A movie about GOP presidential nominee Donald Trump is now scheduled to hit American theaters in October, just one month before the 2024 election.
The film is titled "The Apprentice" and it stars Sebastian Stan as a young Donald Trump.
According to Deadline, the film will debut tonight at 10 p.m. at the Telluride Film Festival in Colorado, but won't hit theaters until Oct. 11. It was already shown earlier this year at the Cannes Film Festival.
The film portrays Trump as a powerful businessman who “falls under the sway of the demonic lawyer and power broker Roy Cohn," according to the film's description.
There is also a scene in the movie showing Trump raping his first wife, Ivana Trump, who is played by Maria Bakalova.
The former president had threatened to file a lawsuit against the film “to address the blatantly false assertions from these pretend filmmakers," according to The Associated Press.

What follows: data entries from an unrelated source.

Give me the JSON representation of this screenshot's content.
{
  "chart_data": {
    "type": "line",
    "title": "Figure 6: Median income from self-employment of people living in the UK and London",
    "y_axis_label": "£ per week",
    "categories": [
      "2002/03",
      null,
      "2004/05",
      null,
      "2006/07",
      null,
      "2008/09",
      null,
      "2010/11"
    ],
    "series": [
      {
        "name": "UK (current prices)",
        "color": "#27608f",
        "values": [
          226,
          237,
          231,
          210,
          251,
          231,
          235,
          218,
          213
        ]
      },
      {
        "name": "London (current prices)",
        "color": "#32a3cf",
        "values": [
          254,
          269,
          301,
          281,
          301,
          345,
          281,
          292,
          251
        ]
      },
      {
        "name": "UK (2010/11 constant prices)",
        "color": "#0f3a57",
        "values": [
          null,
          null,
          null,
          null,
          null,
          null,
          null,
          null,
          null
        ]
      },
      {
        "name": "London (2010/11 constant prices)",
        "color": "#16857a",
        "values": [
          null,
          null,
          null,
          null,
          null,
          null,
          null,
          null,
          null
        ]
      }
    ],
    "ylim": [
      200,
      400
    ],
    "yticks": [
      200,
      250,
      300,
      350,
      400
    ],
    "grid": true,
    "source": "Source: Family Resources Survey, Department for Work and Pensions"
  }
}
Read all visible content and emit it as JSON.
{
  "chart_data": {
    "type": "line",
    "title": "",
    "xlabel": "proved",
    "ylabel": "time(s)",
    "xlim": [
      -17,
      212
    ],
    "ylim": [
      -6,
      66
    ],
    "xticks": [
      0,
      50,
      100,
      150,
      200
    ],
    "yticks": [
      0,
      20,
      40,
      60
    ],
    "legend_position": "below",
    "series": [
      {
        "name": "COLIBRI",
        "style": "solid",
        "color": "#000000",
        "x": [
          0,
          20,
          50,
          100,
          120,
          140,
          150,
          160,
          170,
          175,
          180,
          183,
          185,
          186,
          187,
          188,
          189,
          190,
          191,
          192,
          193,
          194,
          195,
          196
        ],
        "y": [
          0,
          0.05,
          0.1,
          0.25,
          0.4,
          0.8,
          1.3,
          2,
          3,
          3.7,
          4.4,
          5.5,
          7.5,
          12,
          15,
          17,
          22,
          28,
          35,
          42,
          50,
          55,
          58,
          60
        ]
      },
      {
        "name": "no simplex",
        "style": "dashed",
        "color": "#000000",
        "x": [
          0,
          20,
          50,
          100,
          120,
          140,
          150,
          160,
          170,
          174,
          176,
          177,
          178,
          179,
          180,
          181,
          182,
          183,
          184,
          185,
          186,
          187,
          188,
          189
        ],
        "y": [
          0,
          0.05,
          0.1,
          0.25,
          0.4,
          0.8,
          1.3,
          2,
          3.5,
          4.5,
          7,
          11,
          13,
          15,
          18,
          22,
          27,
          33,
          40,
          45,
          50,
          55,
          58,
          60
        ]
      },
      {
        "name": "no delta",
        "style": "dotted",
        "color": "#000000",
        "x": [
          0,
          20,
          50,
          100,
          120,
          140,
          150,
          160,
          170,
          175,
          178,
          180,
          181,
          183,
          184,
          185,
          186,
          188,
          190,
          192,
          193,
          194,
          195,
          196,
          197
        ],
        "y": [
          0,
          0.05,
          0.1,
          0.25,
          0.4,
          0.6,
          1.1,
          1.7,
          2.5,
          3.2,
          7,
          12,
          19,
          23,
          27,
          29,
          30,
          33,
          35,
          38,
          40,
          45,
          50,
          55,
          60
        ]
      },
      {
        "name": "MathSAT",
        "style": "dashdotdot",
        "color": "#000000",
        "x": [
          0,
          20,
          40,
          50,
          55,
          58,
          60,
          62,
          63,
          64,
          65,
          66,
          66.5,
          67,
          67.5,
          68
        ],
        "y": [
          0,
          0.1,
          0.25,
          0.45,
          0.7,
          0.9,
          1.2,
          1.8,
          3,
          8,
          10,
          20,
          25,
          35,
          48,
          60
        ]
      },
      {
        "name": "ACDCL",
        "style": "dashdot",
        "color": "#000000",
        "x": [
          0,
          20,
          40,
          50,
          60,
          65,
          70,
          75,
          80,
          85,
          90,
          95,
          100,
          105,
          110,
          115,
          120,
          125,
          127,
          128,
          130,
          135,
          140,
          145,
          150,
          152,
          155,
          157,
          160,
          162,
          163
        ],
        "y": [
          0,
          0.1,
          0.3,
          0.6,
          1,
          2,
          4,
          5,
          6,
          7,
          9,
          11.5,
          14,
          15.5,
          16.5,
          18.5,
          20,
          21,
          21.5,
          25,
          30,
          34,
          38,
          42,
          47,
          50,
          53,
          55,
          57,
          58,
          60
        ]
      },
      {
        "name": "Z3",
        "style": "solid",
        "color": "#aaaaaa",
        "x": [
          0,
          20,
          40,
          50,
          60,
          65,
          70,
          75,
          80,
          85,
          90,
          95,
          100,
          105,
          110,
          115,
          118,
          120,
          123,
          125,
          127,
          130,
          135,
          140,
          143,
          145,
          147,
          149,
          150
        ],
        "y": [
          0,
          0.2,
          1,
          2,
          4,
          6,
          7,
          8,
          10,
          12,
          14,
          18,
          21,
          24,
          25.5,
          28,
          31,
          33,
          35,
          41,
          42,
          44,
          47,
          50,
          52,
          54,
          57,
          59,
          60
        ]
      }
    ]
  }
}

“This ‘film’ is pure malicious defamation, should never see the light of day, and doesn’t even deserve a place in the straight-to-DVD section of a bargain bin at a soon-to-be-closed discount movie store, it belongs in a dumpster fire,” Trump communications director Steven Cheung told The Hill.
Cheung called the film’s release “election interference by Hollywood elites right before November.”